Les organismes génétiquement modifiés (OGM) peuvent être des organismes végétaux, bactériens ou animaux. Les plus connus sont les plantes OGM (les PGM), qui sont utilisées dans l’agriculture depuis le milieu des années 1990. Mais les OGM étaient déjà utilisés en pharmacologie et en recherche depuis la fin des années 1970.

Par exemple, depuis 1981, des bactéries produisent la majorité de l’insuline humaine nécessaire au traitement du diabète. Personne ne s’y oppose. Par contre, l’arrivée des PGM dans les champs, et donc dans les assiettes, a suscité de vifs débats sur leur impact sanitaire et écologique.

Rentabilité

Depuis l’émergence de l’agriculture, l’être humain a profondément modifié les plantes utilisées – par croisements successifs et par sélection. L’avènement du capitalisme n’est donc pas le point de départ de la modification génétique du vivant. Mais ce système a entrainé de profondes modernisations techniques dans l’agriculture, tout en la soumettant aux exigences du marché et de la course aux profits.

La production alimentaire n’est pas planifiée en fonction des besoins réels de la population. Le critère qui domine, c’est la rentabilité. En conséquence, l’agriculture moderne ne cesse de s’orienter vers la monoculture et une gestion intensive des sols, pour favoriser la production des plantes les plus profitables : celles qui demandent un minimum de temps et d’investissements en main d’œuvre.

Dans ce contexte, les PGM sont apparues comme une panacée en matière de semences. Grâce à des modifications génétiques réalisées en laboratoire, il était possible de réduire le temps de travail en supprimant deux étapes : l’épandage de produits phytosanitaires et l’irrigation des semences.

Parallèlement à la mise sur le marché de semences PGM, dans les années 1990, s’est développé le mythe des PGM qui permettraient d’éliminer la faim dans le monde, de diminuer l’utilisation d’intrants dans l’agriculture et donc, in fine, de résoudre le problème écologique que posent les méthodes modernes d’exploitation des sols.

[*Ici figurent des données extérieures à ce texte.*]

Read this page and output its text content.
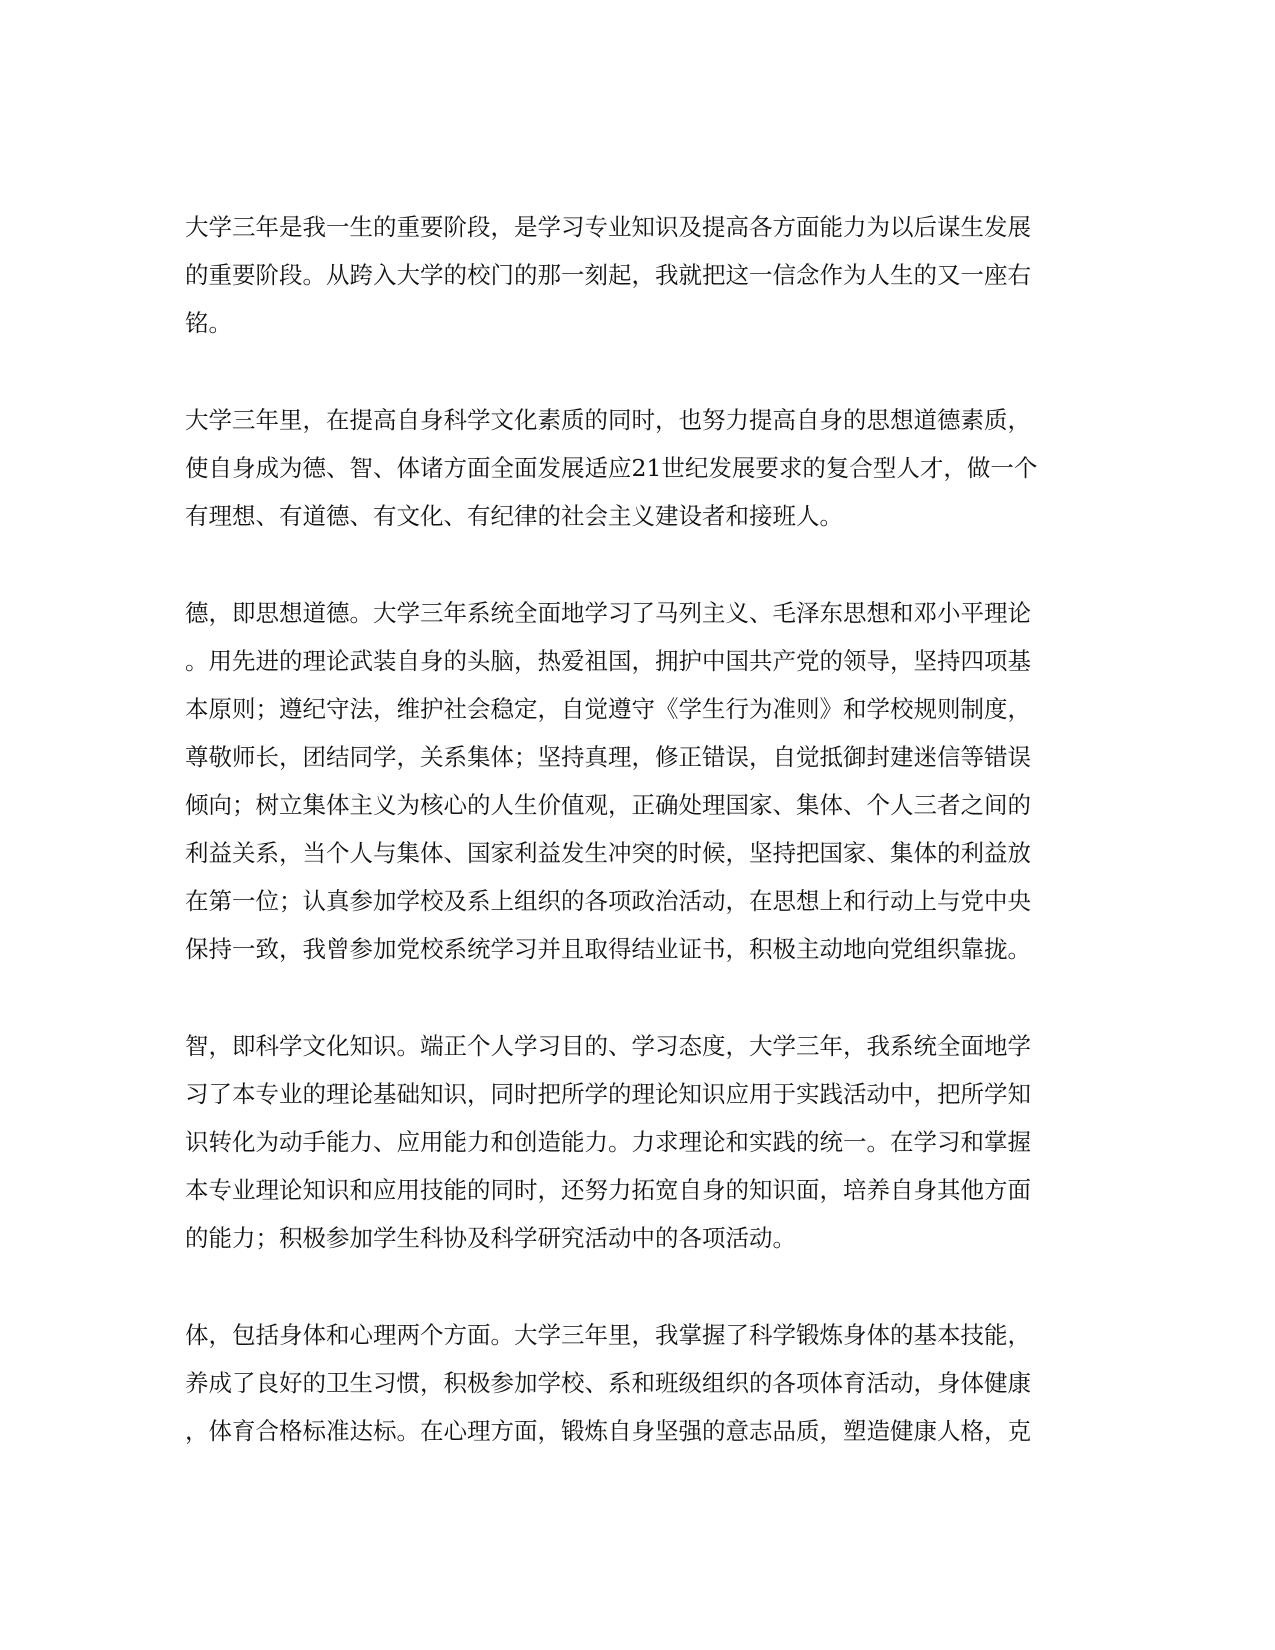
大学三年是我一生的重要阶段，是学习专业知识及提高各方面能力为以后谋生发展
的重要阶段。从跨入大学的校门的那一刻起，我就把这一信念作为人生的又一座右
铭。
大学三年里，在提高自身科学文化素质的同时，也努力提高自身的思想道德素质，
使自身成为德、智、体诸方面全面发展适应21世纪发展要求的复合型人才，做一个
有理想、有道德、有文化、有纪律的社会主义建设者和接班人。
德，即思想道德。大学三年系统全面地学习了马列主义、毛泽东思想和邓小平理论
。用先进的理论武装自身的头脑，热爱祖国，拥护中国共产党的领导，坚持四项基
本原则；遵纪守法，维护社会稳定，自觉遵守《学生行为准则》和学校规则制度，
尊敬师长，团结同学，关系集体；坚持真理，修正错误，自觉抵御封建迷信等错误
倾向；树立集体主义为核心的人生价值观，正确处理国家、集体、个人三者之间的
利益关系，当个人与集体、国家利益发生冲突的时候，坚持把国家、集体的利益放
在第一位；认真参加学校及系上组织的各项政治活动，在思想上和行动上与党中央
保持一致，我曾参加党校系统学习并且取得结业证书，积极主动地向党组织靠拢。
智，即科学文化知识。端正个人学习目的、学习态度，大学三年，我系统全面地学
习了本专业的理论基础知识，同时把所学的理论知识应用于实践活动中，把所学知
识转化为动手能力、应用能力和创造能力。力求理论和实践的统一。在学习和掌握
本专业理论知识和应用技能的同时，还努力拓宽自身的知识面，培养自身其他方面
的能力；积极参加学生科协及科学研究活动中的各项活动。
体，包括身体和心理两个方面。大学三年里，我掌握了科学锻炼身体的基本技能，
养成了良好的卫生习惯，积极参加学校、系和班级组织的各项体育活动，身体健康
，体育合格标准达标。在心理方面，锻炼自身坚强的意志品质，塑造健康人格，克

Bien sûr, l’utilisation croissante des PGM (11,3 % des surfaces cultivées en 2017) n’a pas endigué la faim dans le monde. De même, elle n’a pas empêché l’augmentation du recours aux engrais et aux pesticides. Les « propriétés salvatrices » des PGM sont autant d’illusions (profitables).

Qu’en dirait Marx ?

A l’époque de Marx, l’agriculture fut massivement mécanisée, dans le but de réduire les coûts de main d’œuvre et d’augmenter l’exploitation des sols. Marx assistait à la première crise écologique provoquée par le capitalisme : un appauvrissement sans précédent des sols anglais.

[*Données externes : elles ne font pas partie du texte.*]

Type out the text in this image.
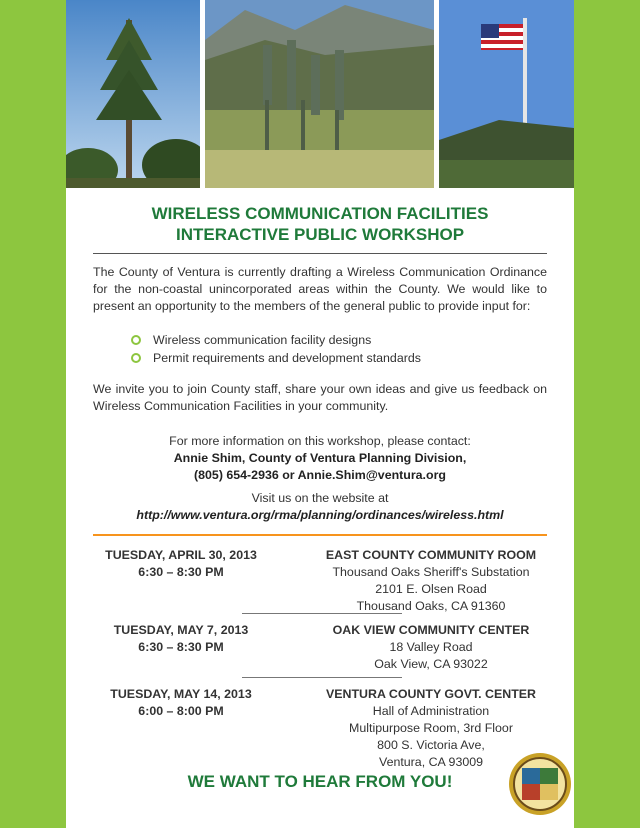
WIRELESS COMMUNICATION FACILITIES
INTERACTIVE PUBLIC WORKSHOP
The County of Ventura is currently drafting a Wireless Communication Ordinance for the non-coastal unincorporated areas within the County. We would like to present an opportunity to the members of the general public to provide input for:
Wireless communication facility designs
Permit requirements and development standards
We invite you to join County staff, share your own ideas and give us feedback on Wireless Communication Facilities in your community.
For more information on this workshop, please contact:
Annie Shim, County of Ventura Planning Division,
(805) 654-2936 or Annie.Shim@ventura.org
Visit us on the website at
http://www.ventura.org/rma/planning/ordinances/wireless.html
TUESDAY, APRIL 30, 2013
6:30 – 8:30 PM
EAST COUNTY COMMUNITY ROOM
Thousand Oaks Sheriff's Substation
2101 E. Olsen Road
Thousand Oaks, CA 91360
TUESDAY, MAY 7, 2013
6:30 – 8:30 PM
OAK VIEW COMMUNITY CENTER
18 Valley Road
Oak View, CA 93022
TUESDAY, MAY 14, 2013
6:00 – 8:00 PM
VENTURA COUNTY GOVT. CENTER
Hall of Administration
Multipurpose Room, 3rd Floor
800 S. Victoria Ave,
Ventura, CA 93009
WE WANT TO HEAR FROM YOU!
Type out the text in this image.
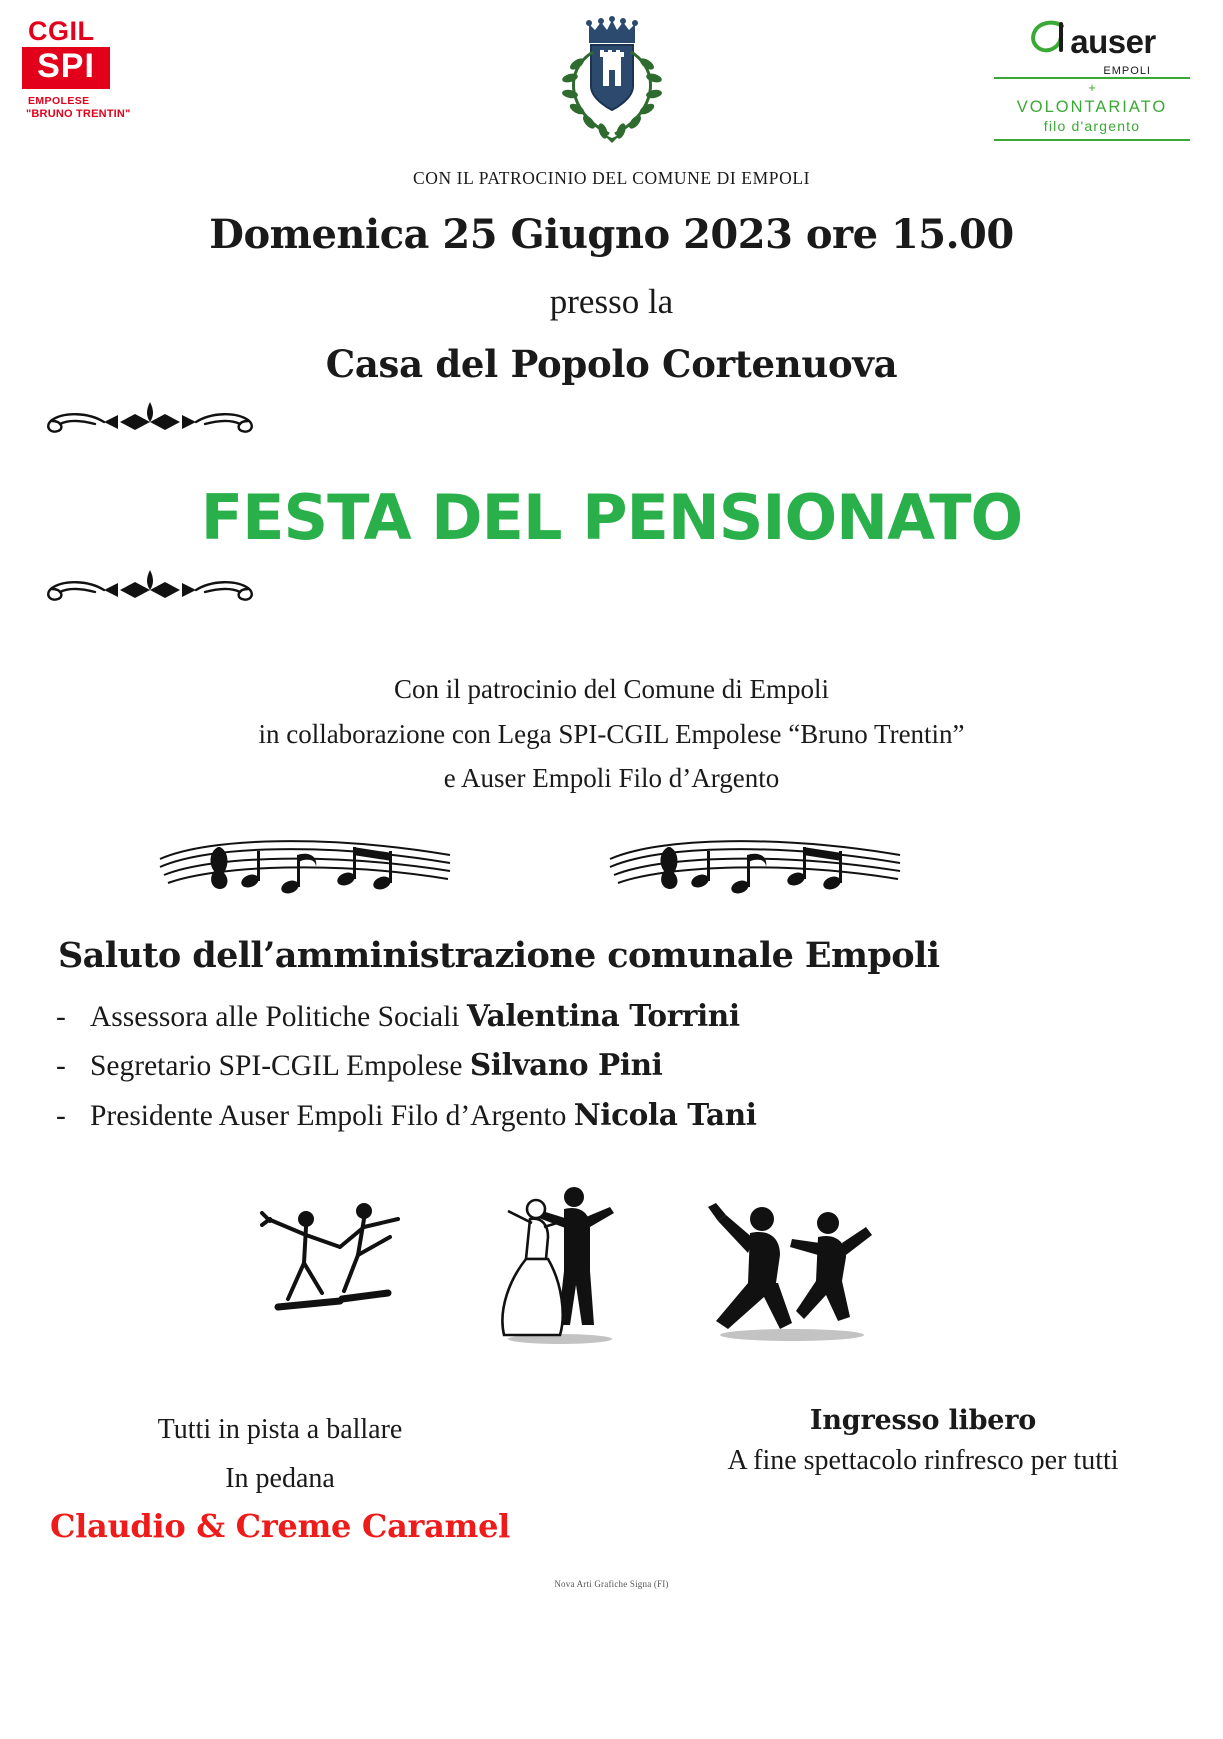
CGIL
SPI
EMPOLESE
"BRUNO TRENTIN"
auser
EMPOLI
+
VOLONTARIATO
filo d'argento
CON IL PATROCINIO DEL COMUNE DI EMPOLI
Domenica 25 Giugno 2023 ore 15.00
presso la
Casa del Popolo Cortenuova
FESTA DEL PENSIONATO
Con il patrocinio del Comune di Empoli
in collaborazione con Lega SPI-CGIL Empolese “Bruno Trentin”
e Auser Empoli Filo d’Argento
Saluto dell’amministrazione comunale Empoli
- Assessora alle Politiche Sociali Valentina Torrini
- Segretario SPI-CGIL Empolese Silvano Pini
- Presidente Auser Empoli Filo d’Argento Nicola Tani
Tutti in pista a ballare
In pedana
Claudio & Creme Caramel
Ingresso libero
A fine spettacolo rinfresco per tutti
Nova Arti Grafiche Signa (FI)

L’agriculture anglaise fut « sauvée » par les engrais chimiques. Marx y voyait un palliatif à la gestion catastrophique de l’agriculture par les capitalistes. Dans Le Capital, il écrivait : « Chaque progrès de l’agriculture capitaliste est un progrès non seulement dans l’art d’exploiter le travailleur, mais encore dans l’art de dépouiller le sol ; chaque progrès dans l’art d’accroître sa fertilité pour un temps est un progrès dans la ruine de ses ressources durables de fertilité. »

A l’instar des engrais chimiques du XIXe siècle, les PGM sont une fausse bonne idée pour sauver la planète ou maintenir les rendements agricoles. Le progrès scientifique n’est pas une ligne droite vers davantage d’artificiel. La recherche agronomique fait actuellement la grande redécouverte de l’efficacité de l’agriculture biologique et de la permaculture.

Les marxistes sont évidemment favorables aux progrès techniques. Par exemple, les PGM pharmaceutiques ou scientifiques répondent à un besoin social. Mais la question est : quelle classe sociale utilise le progrès technique – et à quelles fins ? En l’occurrence, dans le domaine de l’agriculture, les PGM sont un pis-aller pour répondre aux exigences de profits dans un écosystème délabré par la surexploitation.